I’ve noticed that the older I get, the more I start taking pleasure in small, easily missed moments. So many of the best experiences of my life are fleeting to me, like I failed to capture them properly because I wasn’t paying enough attention at the time. There’s a Vonnegut quote I really love that goes “…I urge you to please notice when you are happy, and exclaim or murmur or think at some point, ‘if this isn’t nice, I don’t know what is.” It gets easier to recognize those individual moments as they’re happening, but it’s almost impossible to know if you’re living in your own personal golden age. No one is nostalgic for now.
Moments like sitting by the big bright windows upstairs at Dudley’s Bookshop Cafe with a novel and watching the snow come down. Walking through Drake Park while listening to music and seeing my breath steam up the air. And, especially this week, stretching out under a comforter, in full Goblin Mode with my cat, binging my way through too many different shows, hoping to just vegetate my way through the holidays and not look up until things are warm again. With all that said, here are a few things I’ve been obsessed with over the last few weeks that made me remark on the niceness of the moment.
In Pod We Trust
Every late December I write a Best of the Year list and since there are so many things I’m trying to catch up on, I haven’t had much time for the ol’ podcasts, but one that I’m making time for is “This is Dating,” a cringy but fascinating ‘cast that records people on a blind date while you tune in. There’s something about hearing real dates happening in real time that feels voyeuristic but also completely of the moment after all the time we’ve spent on Zoom over the last few years.
I used to be so obsessive when it came to shows that I would keep going on everything I started, even if I ceased to care anymore. How many terrible seasons of “Nip/Tuck” did I watch just so I could see how it ended? Or fighting through the last few seasons of “Dexter” just to be completely flabbergasted by the worst series finale in the history of television. Now there are too many things to watch, so I really only have the time to give shows three episodes to find their rhythm and voice. If it takes more than that, I won’t ever know unless someone I trust tells me it gets better.

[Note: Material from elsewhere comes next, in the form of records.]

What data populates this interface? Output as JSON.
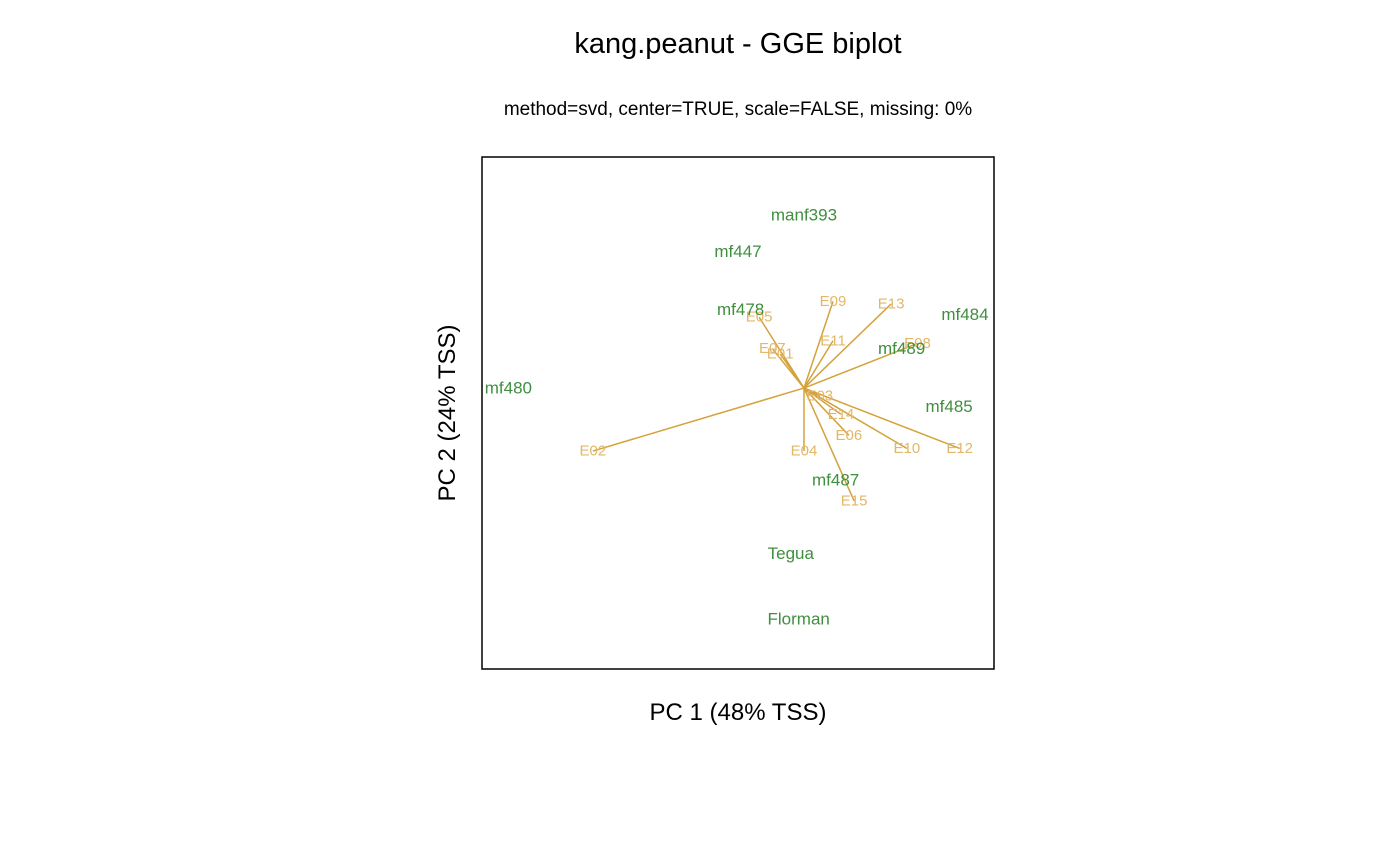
{
  "colors": {
    "genotype": "#3f8f3f",
    "environment": "#d4a23a",
    "environment_text": "#e3b768",
    "frame": "#000000"
  },
  "chart_data": {
    "type": "scatter",
    "title": "kang.peanut - GGE biplot",
    "subtitle": "method=svd, center=TRUE, scale=FALSE, missing: 0%",
    "xlabel": "PC 1 (48% TSS)",
    "ylabel": "PC 2 (24% TSS)",
    "xlim": [
      -1.22,
      0.72
    ],
    "ylim": [
      -1.07,
      0.88
    ],
    "grid": false,
    "axis_ticks": false,
    "genotypes": [
      {
        "name": "manf393",
        "x": 0.0,
        "y": 0.66
      },
      {
        "name": "mf447",
        "x": -0.25,
        "y": 0.52
      },
      {
        "name": "mf478",
        "x": -0.24,
        "y": 0.3
      },
      {
        "name": "mf484",
        "x": 0.61,
        "y": 0.28
      },
      {
        "name": "mf489",
        "x": 0.37,
        "y": 0.15
      },
      {
        "name": "mf480",
        "x": -1.12,
        "y": 0.0
      },
      {
        "name": "mf485",
        "x": 0.55,
        "y": -0.07
      },
      {
        "name": "mf487",
        "x": 0.12,
        "y": -0.35
      },
      {
        "name": "Tegua",
        "x": -0.05,
        "y": -0.63
      },
      {
        "name": "Florman",
        "x": -0.02,
        "y": -0.88
      }
    ],
    "environments": [
      {
        "name": "E01",
        "x": -0.09,
        "y": 0.13
      },
      {
        "name": "E02",
        "x": -0.8,
        "y": -0.24
      },
      {
        "name": "E03",
        "x": 0.06,
        "y": -0.03
      },
      {
        "name": "E04",
        "x": 0.0,
        "y": -0.24
      },
      {
        "name": "E05",
        "x": -0.17,
        "y": 0.27
      },
      {
        "name": "E06",
        "x": 0.17,
        "y": -0.18
      },
      {
        "name": "E07",
        "x": -0.12,
        "y": 0.15
      },
      {
        "name": "E08",
        "x": 0.43,
        "y": 0.17
      },
      {
        "name": "E09",
        "x": 0.11,
        "y": 0.33
      },
      {
        "name": "E10",
        "x": 0.39,
        "y": -0.23
      },
      {
        "name": "E11",
        "x": 0.11,
        "y": 0.18
      },
      {
        "name": "E12",
        "x": 0.59,
        "y": -0.23
      },
      {
        "name": "E13",
        "x": 0.33,
        "y": 0.32
      },
      {
        "name": "E14",
        "x": 0.14,
        "y": -0.1
      },
      {
        "name": "E15",
        "x": 0.19,
        "y": -0.43
      }
    ]
  }
}
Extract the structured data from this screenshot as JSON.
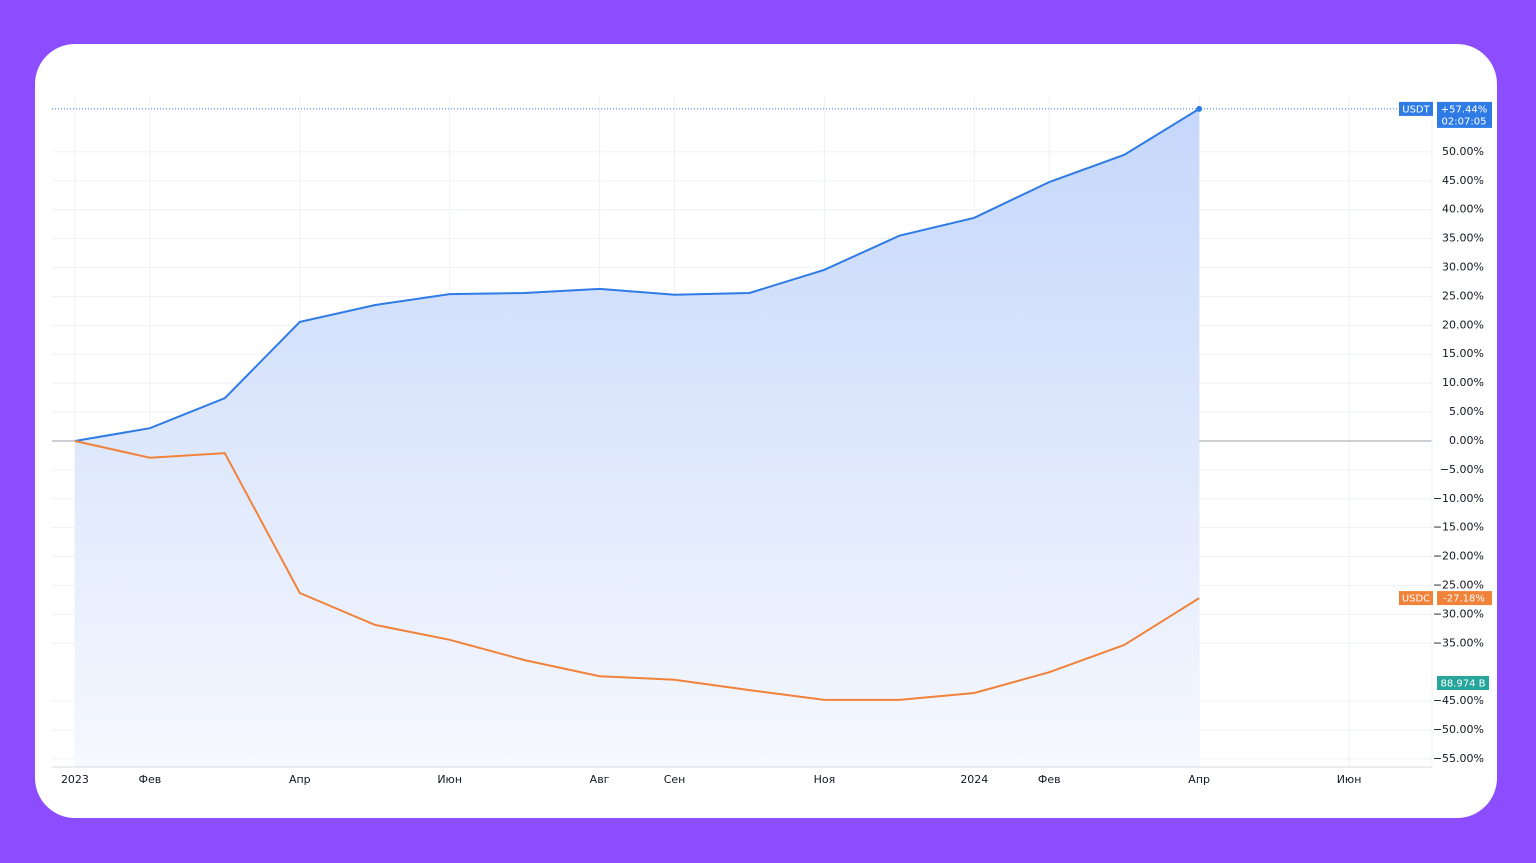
{
  "chart_data": {
    "type": "line",
    "x": [
      "2023-01",
      "2023-02",
      "2023-03",
      "2023-04",
      "2023-05",
      "2023-06",
      "2023-07",
      "2023-08",
      "2023-09",
      "2023-10",
      "2023-11",
      "2023-12",
      "2024-01",
      "2024-02",
      "2024-03",
      "2024-04"
    ],
    "series": [
      {
        "name": "USDT",
        "color": "#2e7be6",
        "values": [
          0,
          2.2,
          7.4,
          20.6,
          23.5,
          25.4,
          25.6,
          26.3,
          25.3,
          25.6,
          29.6,
          35.5,
          38.6,
          44.8,
          49.5,
          57.44
        ],
        "last_value_label": "+57.44%",
        "timer": "02:07:05",
        "area": true
      },
      {
        "name": "USDC",
        "color": "#f0823a",
        "values": [
          0,
          -2.9,
          -2.1,
          -26.3,
          -31.8,
          -34.4,
          -37.9,
          -40.7,
          -41.3,
          -43.1,
          -44.8,
          -44.8,
          -43.6,
          -40,
          -35.3,
          -27.18
        ],
        "last_value_label": "-27.18%"
      }
    ],
    "volume_label": "88.974 B",
    "xlim": [
      "2022-12",
      "2024-07"
    ],
    "xticks": [
      {
        "value": "2023-01",
        "label": "2023"
      },
      {
        "value": "2023-02",
        "label": "Фев"
      },
      {
        "value": "2023-04",
        "label": "Апр"
      },
      {
        "value": "2023-06",
        "label": "Июн"
      },
      {
        "value": "2023-08",
        "label": "Авг"
      },
      {
        "value": "2023-09",
        "label": "Сен"
      },
      {
        "value": "2023-11",
        "label": "Ноя"
      },
      {
        "value": "2024-01",
        "label": "2024"
      },
      {
        "value": "2024-02",
        "label": "Фев"
      },
      {
        "value": "2024-04",
        "label": "Апр"
      },
      {
        "value": "2024-06",
        "label": "Июн"
      }
    ],
    "ylim": [
      -56.4,
      59.5
    ],
    "yticks": [
      {
        "value": -55,
        "label": "−55.00%"
      },
      {
        "value": -50,
        "label": "−50.00%"
      },
      {
        "value": -45,
        "label": "−45.00%"
      },
      {
        "value": -35,
        "label": "−35.00%"
      },
      {
        "value": -30,
        "label": "−30.00%"
      },
      {
        "value": -25,
        "label": "−25.00%"
      },
      {
        "value": -20,
        "label": "−20.00%"
      },
      {
        "value": -15,
        "label": "−15.00%"
      },
      {
        "value": -10,
        "label": "−10.00%"
      },
      {
        "value": -5,
        "label": "−5.00%"
      },
      {
        "value": 0,
        "label": "0.00%"
      },
      {
        "value": 5,
        "label": "5.00%"
      },
      {
        "value": 10,
        "label": "10.00%"
      },
      {
        "value": 15,
        "label": "15.00%"
      },
      {
        "value": 20,
        "label": "20.00%"
      },
      {
        "value": 25,
        "label": "25.00%"
      },
      {
        "value": 30,
        "label": "30.00%"
      },
      {
        "value": 35,
        "label": "35.00%"
      },
      {
        "value": 40,
        "label": "40.00%"
      },
      {
        "value": 45,
        "label": "45.00%"
      },
      {
        "value": 50,
        "label": "50.00%"
      }
    ],
    "grid": true
  }
}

A few shows have passed the three-episode test recently and I genuinely hope we get more of them in future seasons. First is “Wednesday” on Netflix (following the continuing adventures of Wednesday Addams as she solves mysteries at school). The series starts off slow, but with God of Goth Tim Burton directing four of the episodes, it eventually finds the heart of the affectless char-acter (due to a wonderful performance by Jenna Ortega) and becomes a lovely meditation on the beauty being an outsider.
If you’re like me and were completely obsessed with the German sci-fi mind-f*ck series “Dark” on Netflix, you’ve probably been unreasonably excited for that creative team’s new show: “1899.” Well, now it’s out and, not only did it pass the three-episode test, but I watched all eight episodes of the first season twice, hoping to catch everything I missed. If you like period pieces, puzzle box mysteries and enigmatic characters with secrets, “1899” is your new obsession. Just make sure to watch the series subtitled instead of dubbed.
Author William Gibson is the father of the cyberpunk genre of sci-fi and actually coined the term cyberspace. He’s an actual futurist who has predicted more current technology trends (back in the 1970s) than Elon Musk could hope to do on his least-worst day. One of Gibson’s novels has finally been turned into a series (with sweet, sweet Amazon money behind it) “The Peripheral” is another one that’s very easy to binge with tons of huge ideas and a powerhouse central perfor-mance by Chloe Grace Moretz. Imagine "Ready Player One" without the nostalgia or pop culture references.